Duelli in scena al Quirino fino al 6 marzo

“La gloria più grande è quella conquistata con l’onore; e quale metodo migliore di un leggendario duello? Un duello che poi diverrà una persecuzione, una dipendenza di cui avrai più bisogno dell’aria che respiri. Un duello in cui capirai che il tuo avversario non esiste, ma anzi, molto peggio: sei tu stesso.”
Questo è il tema centrale che Josef Teodor Konrad Korzeniowski (Joseph Conrad), uno dei più grandi autori europei del primo Novecento, affronta nel suo celeberrimo “The Duel”. Conrad, un polacco, racconta, in inglese, una sorprendente storia francese di epoca napoleonica.
L’opera è in scena al teatro Quirino in Roma dal 23 febbraio al 6 marzo 2016, presentata da Federica Vincenti per Goldenart Production, con la partecipazione di Alessio Boni e Marcello Prayer.
I due protagonisti (entrambi ufficiali della Grande Armèe di Napoleone Bonaparte), per motivi banalissimi al punto di rasentare il ridicolo, inanellano sfide a duello che li accompagnano lungo le rispettive carriere, senza che nessuno sappia il perchè di questo odio profondo.
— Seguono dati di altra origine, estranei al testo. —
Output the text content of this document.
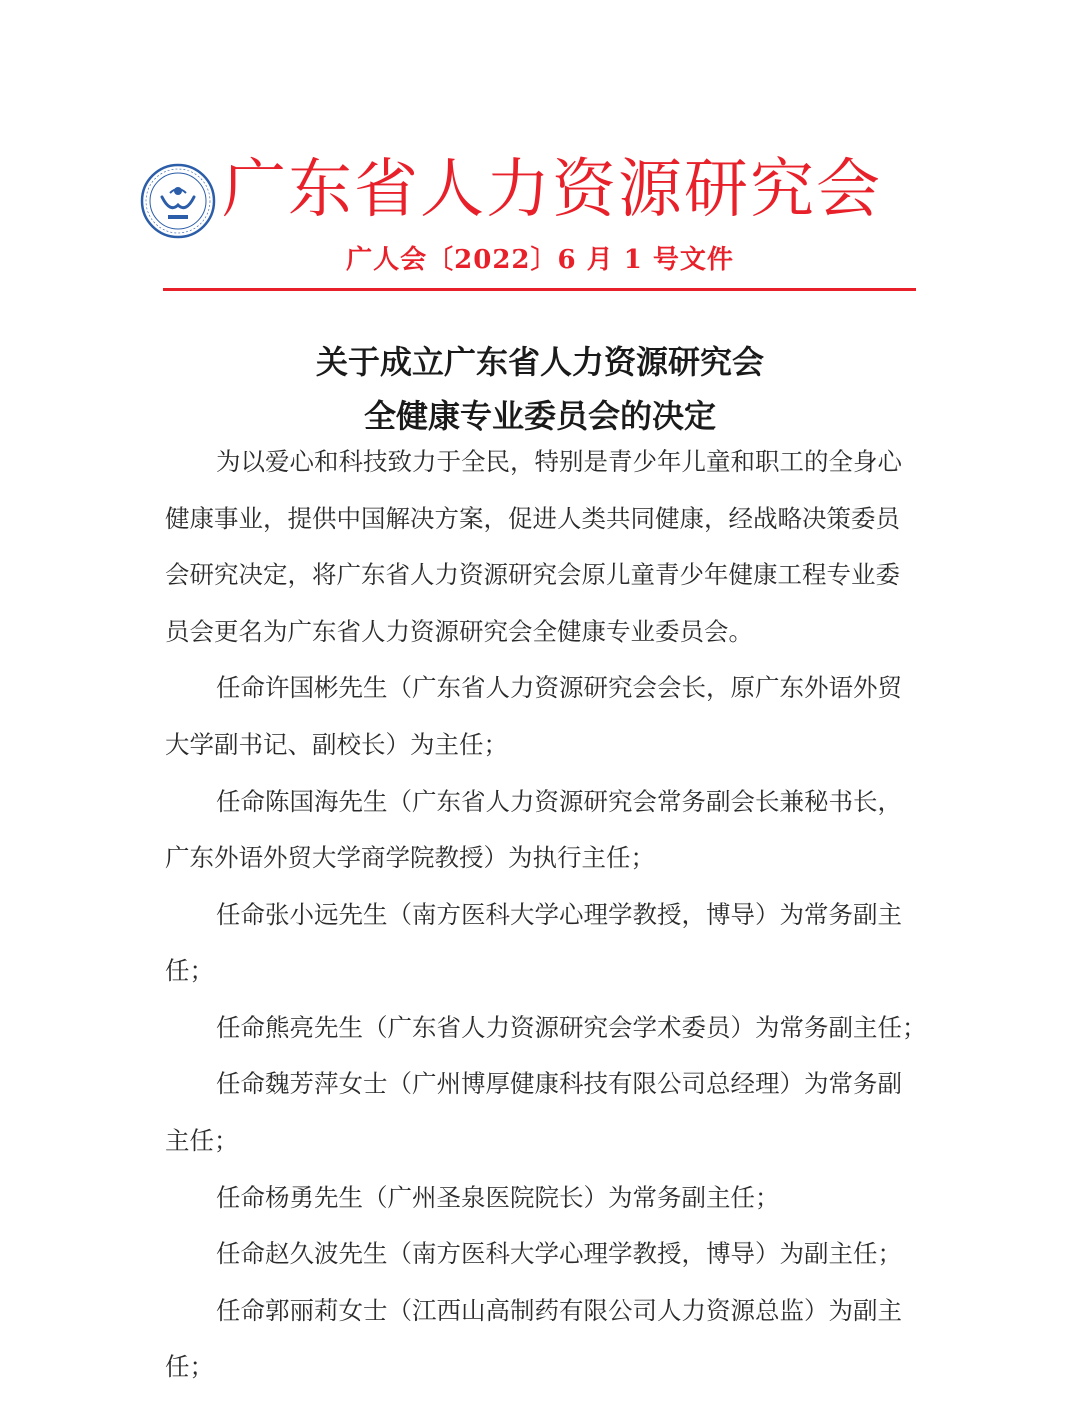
广东省人力资源研究会
广人会〔2022〕6 月 1 号文件
关于成立广东省人力资源研究会
全健康专业委员会的决定
为以爱心和科技致力于全民，特别是青少年儿童和职工的全身心
健康事业，提供中国解决方案，促进人类共同健康，经战略决策委员
会研究决定，将广东省人力资源研究会原儿童青少年健康工程专业委
员会更名为广东省人力资源研究会全健康专业委员会。
任命许国彬先生（广东省人力资源研究会会长，原广东外语外贸
大学副书记、副校长）为主任；
任命陈国海先生（广东省人力资源研究会常务副会长兼秘书长，
广东外语外贸大学商学院教授）为执行主任；
任命张小远先生（南方医科大学心理学教授，博导）为常务副主
任；
任命熊亮先生（广东省人力资源研究会学术委员）为常务副主任；
任命魏芳萍女士（广州博厚健康科技有限公司总经理）为常务副
主任；
任命杨勇先生（广州圣泉医院院长）为常务副主任；
任命赵久波先生（南方医科大学心理学教授，博导）为副主任；
任命郭丽莉女士（江西山高制药有限公司人力资源总监）为副主
任；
Momenti drammatici e tragici si alternano a situazioni ridicole e patetiche, che sfiorano l’assurdo.
Gli splendidi costumi curati da Francesco Esposito e le meravigliose musiche di Luca D’Alberto (eseguite in modo sublime dalla violoncellista Federica Vecchio) si innestano perfettamente con le fantastiche scene di Massimo Troncanetti (scenografie dinamiche) e le luci del light designer Giuseppe Filipponio.
Nello spettacolo si evidenzia, attraverso i duelli curati dal maestro d’armi Renzo Musumeci Greco, la contrapposizione fra i protagonisti: dove l’uno (Feraud) è spietato, feroce, patriottico e fanatico ma determinato, l’altro (D’Hubert) è freddo, approfittatore, affascinante ma posato. L’antitesi fra i due è sottolineata in ogni situazione e in ogni loro incontro, dal primo all’ultimo duello (con spettacolari effetti speciali quali nebbia artificiale, gioco di ombre e luci, combattimenti al rallentatore), passando per la magnifica invettiva-narrazione della famosa marcia di Napoleone fino in Russia.
I protagonisti appaiono come due facce della stessa medaglia, diversi ma complementari; li unisce un legame talmente forte e saldo per cui l’uno non può vivere senza l’altro e dove il principio degli “opposti che si attraggono” è rispettato rasentando l’assurdo. Un susseguirsi di sfide ed insulti ridicoli accompagnati da una danza armoniosa e spettacolare, fra sciabole e “destrieri” in cui sono in gioco l’onore e i principi degli antichi codici cavallereschi.
In realtà il primo livello di lettura va ad avvilupparsi all’interno della vera trama che stupisce lo spettatore: un Feraud che è la metà oscura di D’Hubert, quella parte che riemerge ogni volta che abbassa la guardia e che scopre un desiderio vietato che non può negarsi, come un duello, sebbene proibito da Napoleone; uno scontro violento ed inevitabile, desiderato, in cui il suo vero avversario non esiste perchè, in realtà, è egli stesso.
Ancor più significativo e sorprendente, reso denso ed entusiasmante dalla scenografia e dalla regia di Roberto Aldorasi, è l’ultimo duello che, diversamente dagli altri, avviene con l’uso delle pistole al posto delle spade. Infatti, l’autore, Conrad, vive in un’epoca – il primo Novecento – in cui l’introduzione delle armi da fuoco a ripetizione ed il grande potere degli industriali nella gestione dei profitti di guerra buttarono all’aria antiche regole (l’etica militare) e reso smisurati gli eccidi sui campi da battaglia (dove fondamentali sono i numeri e la vittoria è vittoria senza gloria e le ricchezze sono conseguite senza onore); dove le strategie e le statistiche militari subentrano alle emozioni e alla passione dei duelli e al rispetto del codice d’onore. Dove i duelli stessi non sono altro che, per dirla con Napoleone, “inutili contese”.